Faço saber que o Poder Legislativo decreta e eu sanciono:

Art. 1º O Poder Executivo instituirá, por meio de decretos específicos, Distritos Industriais do Turismo, visando ao ordenamento territorial e à aglutinação de esforços de políticas públicas e institucionais com o objetivo de estimular a atração e a implantação de empreendimentos de natureza turística, tanto nacional quanto internacional, promovendo o desenvolvimento sustentável da cadeia produtiva do turismo e, por consequência, a geração de emprego e distribuição de renda.

§ 1º A expressão “Polo Turístico” poderá ser adotada como equivalente a “Distrito Industrial do Turismo” para todos os efeitos legais.

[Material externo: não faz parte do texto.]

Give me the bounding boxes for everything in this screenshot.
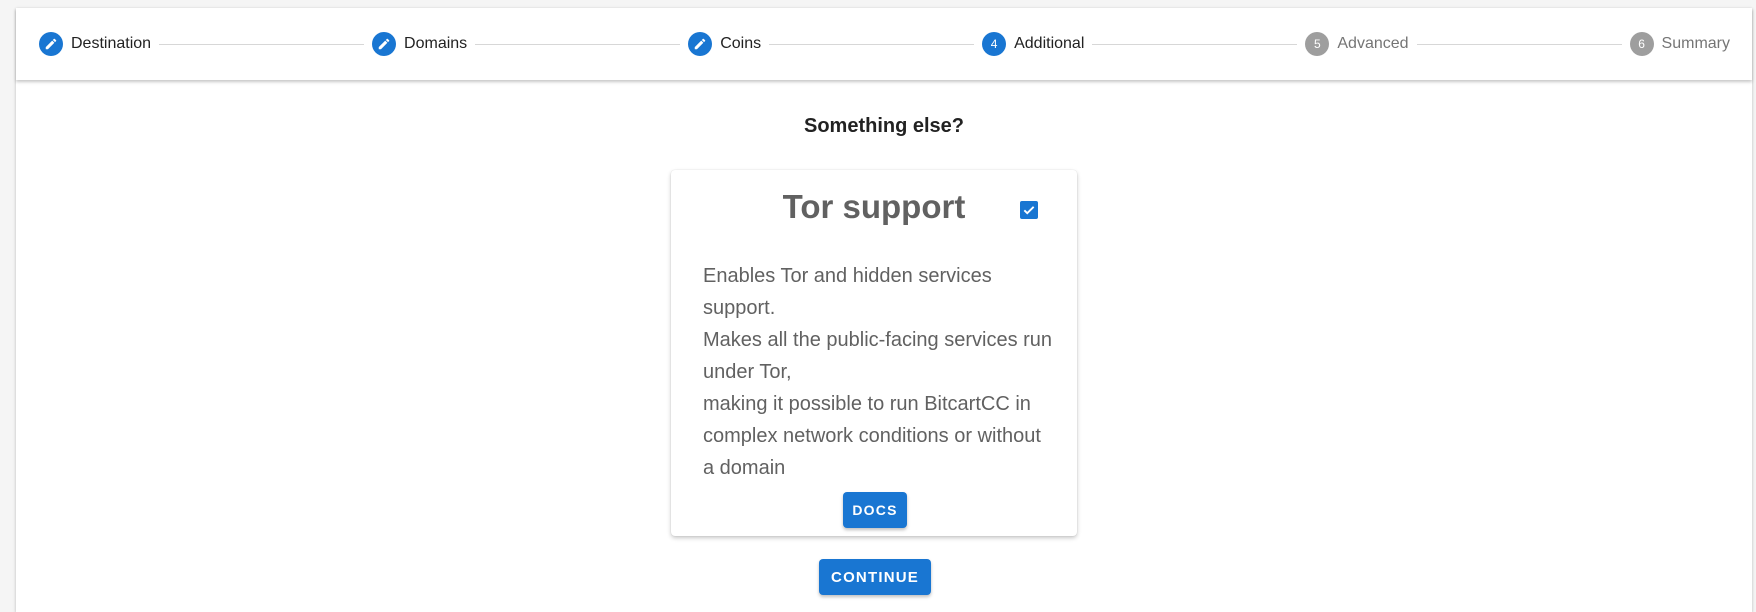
- tor-support-checkbox[interactable]: [1020, 201, 1038, 219]
- step-content: Something else? Tor support Enables Tor …: [16, 80, 1752, 612]
- step-label: Advanced: [1337, 35, 1409, 52]
- step-additional[interactable]: 4 Additional: [982, 32, 1084, 56]
- pencil-icon: [372, 32, 397, 56]
- description-line: Makes all the public-facing services run…: [703, 329, 1053, 383]
- step-coins[interactable]: Coins: [688, 32, 761, 56]
- stepper-header: Destination Domains Coins 4 Additional 5…: [16, 8, 1752, 80]
- card-description: Enables Tor and hidden services support.…: [703, 260, 1053, 484]
- step-label: Destination: [71, 35, 152, 52]
- description-line: making it possible to run BitcartCC in c…: [703, 393, 1041, 479]
- step-divider: [1416, 43, 1622, 45]
- step-number-badge: 4: [982, 32, 1007, 56]
- check-icon: [1023, 206, 1035, 215]
- step-domains[interactable]: Domains: [372, 32, 467, 56]
- step-label: Summary: [1661, 35, 1730, 52]
- step-advanced[interactable]: 5 Advanced: [1305, 32, 1409, 56]
- step-destination[interactable]: Destination: [39, 32, 151, 56]
- step-divider: [1092, 43, 1298, 45]
- step-number-badge: 6: [1629, 32, 1654, 56]
- step-divider: [769, 43, 975, 45]
- docs-button[interactable]: Docs: [843, 492, 907, 528]
- continue-button[interactable]: Continue: [819, 559, 931, 595]
- step-divider: [159, 43, 365, 45]
- step-number-badge: 5: [1305, 32, 1330, 56]
- pencil-icon: [688, 32, 713, 56]
- step-label: Additional: [1014, 35, 1085, 52]
- wizard-window: Destination Domains Coins 4 Additional 5…: [16, 8, 1752, 612]
- step-summary[interactable]: 6 Summary: [1629, 32, 1730, 56]
- step-label: Domains: [404, 35, 468, 52]
- step-label: Coins: [720, 35, 762, 52]
- pencil-icon: [39, 32, 63, 56]
- description-line: Enables Tor and hidden services support.: [703, 265, 992, 319]
- tor-support-card: Tor support Enables Tor and hidden servi…: [671, 170, 1077, 536]
- step-divider: [475, 43, 681, 45]
- section-title: Something else?: [803, 115, 965, 137]
- card-title: Tor support: [782, 188, 966, 225]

§ 2º Constituem Distritos Industriais do Turismo, para os fins desta Lei, as áreas territoriais situadas em um ou mais Municípios do Estado da Paraíba que satisfaçam, cumulativamente, as seguintes condições:

I - componham áreas públicas ou privadas de relevante interesse cultural, histórico, ambiental, urbanístico e econômico, com vocação para a atividade econômica de turismo nacional ou internacional;

II - apresentem condições para o desenvolvimento de empreendimentos turísticos de interesse nacional ou internacional com base em um ou mais dos seguintes atributos:

a) relevância paisagística, natural ou cênica;

b) relevância histórica, arquitetônica, étnica ou cultural;

c) existência de complexos de lazer e parques temáticos;

d) presença de orla marítima, fluvial ou lacustre.

§ 3º A caracterização de uma área territorial como Distrito Industrial do Turismo fará incidir sobre ela o regime jurídico previsto nesta Lei e será automaticamente reconhecida como de interesse público e social, sendo prioritária para fins de licenciamento ambiental e demais medidas administrativas pertinentes à implantação dos empreendimentos turísticos.

§ 4º Em razão de sua relevância estratégica para o desenvolvimento econômico, social, cultural e turístico do Estado da Paraíba, serão considerados prioritários os Distritos Industriais do Turismo localizados nas seguintes regiões:

I – Centro Histórico de João Pessoa;

II – Litoral Norte da Região Metropolitana de João Pessoa;

III – Litoral Sul da Região Metropolitana de João Pessoa;

IV – Região do Brejo;

V – Sertão;

VI – Alto Sertão;

VII – Curimataú;

VIII – Cariri.

§ 5º Os Distritos Industriais do Turismo prioritários referidos no § 4º poderão ser instituídos, em caráter inicial e estruturante, diretamente por Decreto do Governador do Estado, em razão do relevante interesse público, social e econômico.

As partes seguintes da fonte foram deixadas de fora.